Reason for that being, that the PSC's only seem to be able to be configured with 1 Loadbalancer-FQDN. A soon as you go through the whole procedure with the HA deployment again to add the second Loadbalancer-FQDN, the initial certificated get dropped and the second ones will become active instead. This obviously breaks the whole construct.
So we are thinking of configuring the second LoadBalancer to make it look like it is actually the first loadbalancer. Then we would be able to upload the certificates to the second one and would have a real fail-safe solution.
In my opinion this adds huge value, as you are failsafe for either of your Sites (geographically separated).
But this construct it neither supported by vmware nor do we know if this will actually work.
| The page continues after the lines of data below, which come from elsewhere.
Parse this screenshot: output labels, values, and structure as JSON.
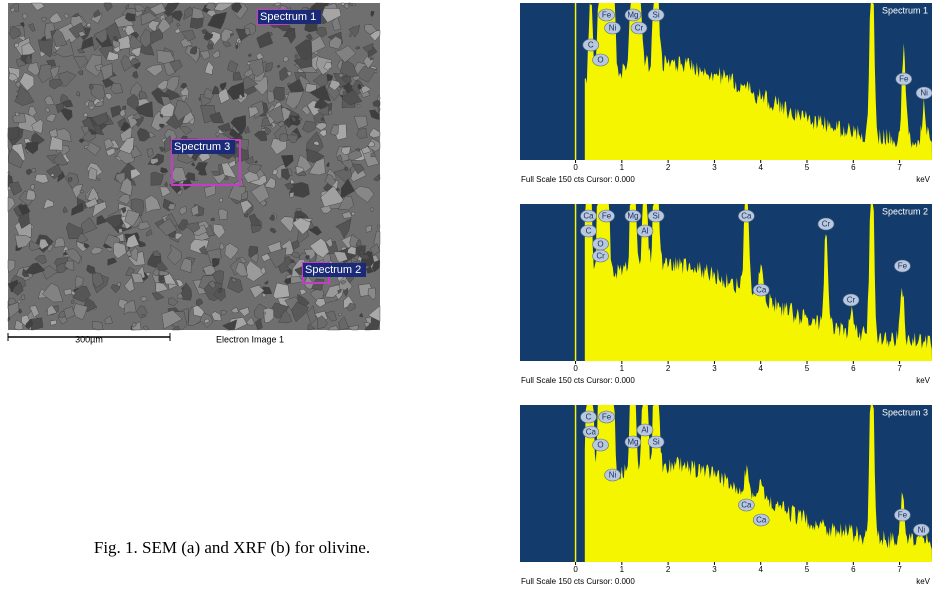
{
  "sem": {
    "labels": [
      "Spectrum 1",
      "Spectrum 3",
      "Spectrum 2"
    ],
    "scale_bar": "300µm",
    "image_label": "Electron Image 1"
  },
  "spectra": [
    {
      "title": "Spectrum 1",
      "xlim": [
        -1.2,
        7.7
      ],
      "xticks": [
        0,
        1,
        2,
        3,
        4,
        5,
        6,
        7
      ],
      "x_unit": "keV",
      "footer": "Full Scale 150 cts Cursor: 0.000",
      "peaks": [
        {
          "label": "C",
          "x": 0.33
        },
        {
          "label": "O",
          "x": 0.54
        },
        {
          "label": "Fe",
          "x": 0.67
        },
        {
          "label": "Ni",
          "x": 0.8
        },
        {
          "label": "Mg",
          "x": 1.24
        },
        {
          "label": "Cr",
          "x": 1.37
        },
        {
          "label": "Si",
          "x": 1.74
        },
        {
          "label": "Fe",
          "x": 7.09
        },
        {
          "label": "Ni",
          "x": 7.53
        }
      ]
    },
    {
      "title": "Spectrum 2",
      "xlim": [
        -1.2,
        7.7
      ],
      "xticks": [
        0,
        1,
        2,
        3,
        4,
        5,
        6,
        7
      ],
      "x_unit": "keV",
      "footer": "Full Scale 150 cts Cursor: 0.000",
      "peaks": [
        {
          "label": "Ca",
          "x": 0.28
        },
        {
          "label": "C",
          "x": 0.28
        },
        {
          "label": "O",
          "x": 0.54
        },
        {
          "label": "Cr",
          "x": 0.54
        },
        {
          "label": "Fe",
          "x": 0.67
        },
        {
          "label": "Mg",
          "x": 1.24
        },
        {
          "label": "Al",
          "x": 1.5
        },
        {
          "label": "Si",
          "x": 1.74
        },
        {
          "label": "Ca",
          "x": 3.69
        },
        {
          "label": "Ca",
          "x": 4.01
        },
        {
          "label": "Cr",
          "x": 5.41
        },
        {
          "label": "Cr",
          "x": 5.95
        },
        {
          "label": "Fe",
          "x": 7.06
        }
      ]
    },
    {
      "title": "Spectrum 3",
      "xlim": [
        -1.2,
        7.7
      ],
      "xticks": [
        0,
        1,
        2,
        3,
        4,
        5,
        6,
        7
      ],
      "x_unit": "keV",
      "footer": "Full Scale 150 cts Cursor: 0.000",
      "peaks": [
        {
          "label": "C",
          "x": 0.28
        },
        {
          "label": "Ca",
          "x": 0.33
        },
        {
          "label": "O",
          "x": 0.54
        },
        {
          "label": "Fe",
          "x": 0.67
        },
        {
          "label": "Ni",
          "x": 0.8
        },
        {
          "label": "Mg",
          "x": 1.24
        },
        {
          "label": "Al",
          "x": 1.5
        },
        {
          "label": "Si",
          "x": 1.74
        },
        {
          "label": "Ca",
          "x": 3.69
        },
        {
          "label": "Ca",
          "x": 4.01
        },
        {
          "label": "Fe",
          "x": 7.06
        },
        {
          "label": "Ni",
          "x": 7.47
        }
      ]
    }
  ],
  "caption": "Fig. 1. SEM (a) and XRF (b) for olivine."
}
Does anybody successfully deployed a installation with 1 x VC + LB + ext. PSC for each site and linked them together to have them all in a pain of glass? If so, I would be really interested to hear about it.
Cheers,
Ralph
Paul says
Hi William,
Great post ! I agree with you %100
I think VMware should change their architecture for PSC's to be more like Windows domain controllers are specified in windows computers. All VMware products that leverage SSO, could have Primary/Secondary SSO fields to be filled in, a bit like how DNS is specified for Windows PCs. This would negate the need to have overly complex active/passive load balancers configured in an environment. I've configured LB with Netscaler VPX appliances, and have had nothing but issues right from the start. Another thing to consider when designing an environment, is that if you configure a load balanced pair of PSC's and the primary PSC gets corrupt, then it will replicate this to the secondary PSC. I think having a "DR" PSC in a different site (not replicating with production site) is a great idea. This saved me a great deal of time as this did happen to me and I was able to repoint the vCenters to this DR PSC and services were restored.
Paul
Chuck Boydell says
William, should this multi-psc-no-lb design work in a situation where the PSC certificate(s) are not self-signed? If PSC-A is setup at an Intermediate CA, I assume PSC-B should be too? Any thoughts...gotchas...or other that you see?
rez says
The diagram on the right, without the load balancer, when configuring is that a new site or an existing? Thank you!
Phillip says
I wish i had read your post before.. now i'm stuck with "SSO error: Unable to initialize, java.io.IOException: extra data given to DerValue constructor" error. luckily, this happened only to my demo environment.
Ron says
Ah this blog is a bit old but here goes. Thanks for all your great work Liam. Do you happen to have access to any processes around how to upgrade a 6.5 version of vcenter with LB external PSC's to an embedded 6.7u3x configuration. I'm most interested in how to deal with the LB namespace that gets created as part of the LB config and somehow imported into the embedded config removing LB from the equation?